What Is Coattail Investing?
Coattail investing is an investment strategy mimicking the trades of well-known and historically successful investors. By placing these trades, investors "ride the coattails" of respected investors in hopes of making money in their own accounts.
Today, through public filings, media coverage, and reports written by fund managers, the average investor can quickly learn where these big investors are placing their money.
- Coattail investing is an investment strategy mimicking the trades of well-known and historically successful investors.
- It is made possible by the fact that managers with over $100 million in assets must disclose their positions once per quarter to the SEC.
- These disclosures are made through SEC Form 13F and are publicly searchable online.
- Investors who wish to implement a coattail investing strategy should also be careful when deciding which model investor to choose.

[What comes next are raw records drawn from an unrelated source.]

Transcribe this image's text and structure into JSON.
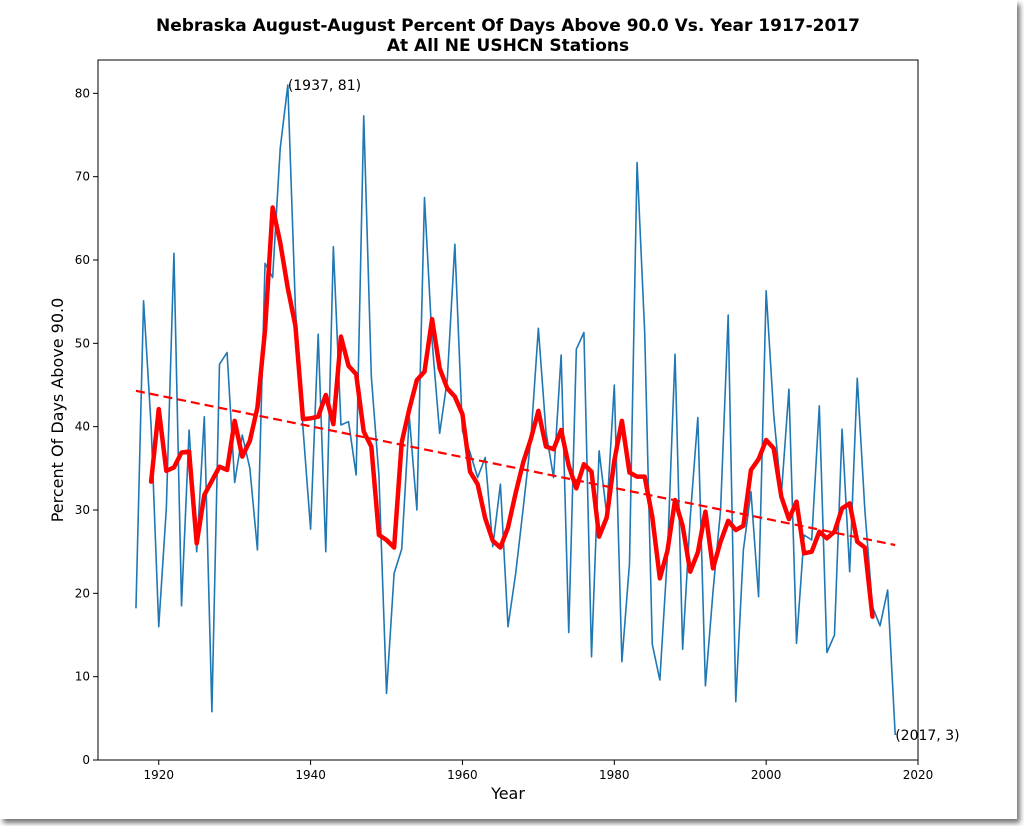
{
  "chart_data": {
    "type": "line",
    "title": "Nebraska August-August Percent Of Days Above 90.0 Vs. Year 1917-2017",
    "subtitle": "At All NE USHCN Stations",
    "xlabel": "Year",
    "ylabel": "Percent Of Days Above 90.0",
    "xlim": [
      1912,
      2020
    ],
    "ylim": [
      0,
      84
    ],
    "xticks": [
      1920,
      1940,
      1960,
      1980,
      2000,
      2020
    ],
    "yticks": [
      0,
      10,
      20,
      30,
      40,
      50,
      60,
      70,
      80
    ],
    "grid": false,
    "legend": "none",
    "series": [
      {
        "color": "#1f77b4",
        "style": "thin solid line",
        "x_start": 1917,
        "values": [
          18.2,
          55.1,
          40.0,
          16.0,
          30.2,
          60.8,
          18.5,
          39.6,
          25.0,
          41.2,
          5.8,
          47.5,
          48.9,
          33.3,
          39.0,
          35.0,
          25.2,
          59.6,
          57.9,
          73.4,
          81.0,
          54.2,
          39.8,
          27.7,
          51.1,
          25.0,
          61.6,
          40.2,
          40.6,
          34.2,
          77.3,
          46.0,
          34.1,
          8.0,
          22.4,
          25.3,
          41.2,
          30.0,
          67.5,
          50.3,
          39.2,
          45.6,
          61.9,
          39.5,
          36.9,
          33.9,
          36.3,
          25.6,
          33.1,
          16.0,
          22.3,
          30.2,
          38.4,
          51.8,
          39.4,
          33.9,
          48.6,
          15.3,
          49.3,
          51.3,
          12.4,
          37.1,
          29.5,
          45.0,
          11.8,
          23.6,
          71.7,
          51.4,
          13.9,
          9.6,
          24.6,
          48.7,
          13.3,
          29.1,
          41.1,
          8.9,
          20.2,
          30.0,
          53.4,
          7.0,
          25.2,
          32.2,
          19.6,
          56.3,
          41.4,
          31.8,
          44.5,
          14.0,
          27.0,
          26.4,
          42.5,
          12.9,
          15.0,
          39.7,
          22.6,
          45.8,
          30.0,
          18.4,
          16.1,
          20.4,
          3.0
        ]
      },
      {
        "color": "#ff0000",
        "style": "thick solid line",
        "x_start": 1919,
        "values": [
          33.4,
          42.1,
          34.7,
          35.1,
          36.9,
          37.0,
          26.0,
          31.8,
          33.5,
          35.2,
          34.8,
          40.7,
          36.4,
          38.3,
          42.3,
          51.6,
          66.3,
          62.1,
          56.6,
          52.1,
          40.9,
          41.0,
          41.2,
          43.8,
          40.3,
          50.8,
          47.3,
          46.3,
          39.4,
          37.6,
          27.0,
          26.4,
          25.5,
          38.1,
          42.1,
          45.6,
          46.6,
          52.9,
          47.0,
          44.6,
          43.6,
          41.5,
          34.6,
          33.1,
          29.0,
          26.3,
          25.5,
          27.9,
          32.0,
          35.7,
          38.5,
          41.9,
          37.6,
          37.3,
          39.6,
          35.3,
          32.6,
          35.5,
          34.6,
          26.8,
          29.1,
          35.9,
          40.7,
          34.5,
          34.0,
          34.0,
          29.2,
          21.8,
          25.1,
          31.2,
          28.1,
          22.6,
          24.9,
          29.8,
          23.0,
          26.2,
          28.7,
          27.6,
          28.1,
          34.8,
          36.1,
          38.4,
          37.4,
          31.6,
          28.9,
          31.0,
          24.8,
          25.0,
          27.4,
          26.6,
          27.4,
          30.2,
          30.8,
          26.2,
          25.5,
          17.2
        ]
      },
      {
        "color": "#ff0000",
        "style": "dashed trend line",
        "x": [
          1917,
          2017
        ],
        "y": [
          44.3,
          25.8
        ]
      }
    ],
    "annotations": [
      {
        "text": "(1937, 81)",
        "x": 1937,
        "y": 81
      },
      {
        "text": "(2017, 3)",
        "x": 2017,
        "y": 3
      }
    ]
  }
}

- Coattail investing is arguably more suitable for "buy-and-hold" investors with long time horizons because such strategies are less affected by the delay in publishing 13F filings.
How Coattail Investing Works
The Securities and Exchange Commission (SEC) requires investors who manage more than $100 million to disclose their holdings once every 90 days. This information is contained in SEC Form 13F, which can be freely accessed online by the public.
By browsing these filings, investors can keep track of the investment decisions of historically successful investors such as Warren Buffett or Carl Icahn. In doing so, however, investors should be aware that because there can be up to a 90-day delay in obtaining new information (due to deadlines and grace periods), they may be acting "out of sync" with the investor they wish to mimic.
Investors who wish to implement a coattail investing strategy should also be careful when deciding which model investor to choose. For instance, long-term investors who wish to minimize frequent changes to their portfolio may be better suited to follow Warren Buffett as compared to an activist investor such as Carl Icahn. On the other hand, investors with short time horizons may not be well suited to following Buffett’s characteristically patient style of investing.
Because timing is arguably more important for activist investors, coattail investing may be more appropriate for ‘buy-and-hold’ investors that have long time horizons.
Example of Coattail Investing
To illustrate the process of coattail investing, consider a hypothetical 13F filing made on August 14, by XYZ Investments, Inc. From this filing, it is disclosed that for the quarter ending June 30, XYZ had increased its positions in Amazon (AMZN), Bank of America (BAC), U.S. Bancorp (USB), and Red Hat (RHT) by approximately 11%, 3.5%, 2.5%, and 1.2%, respectively. At the same time, it reduced its position in Charter Communications (CHTR) by just under 5%. All other positions in the XYZ portfolio were unchanged, reflecting a generally stable investment style.
Investors wishing to copy XYZ's approach and "ride their coattails" could routinely review this company’s 13F filings and adjust their portfolios accordingly.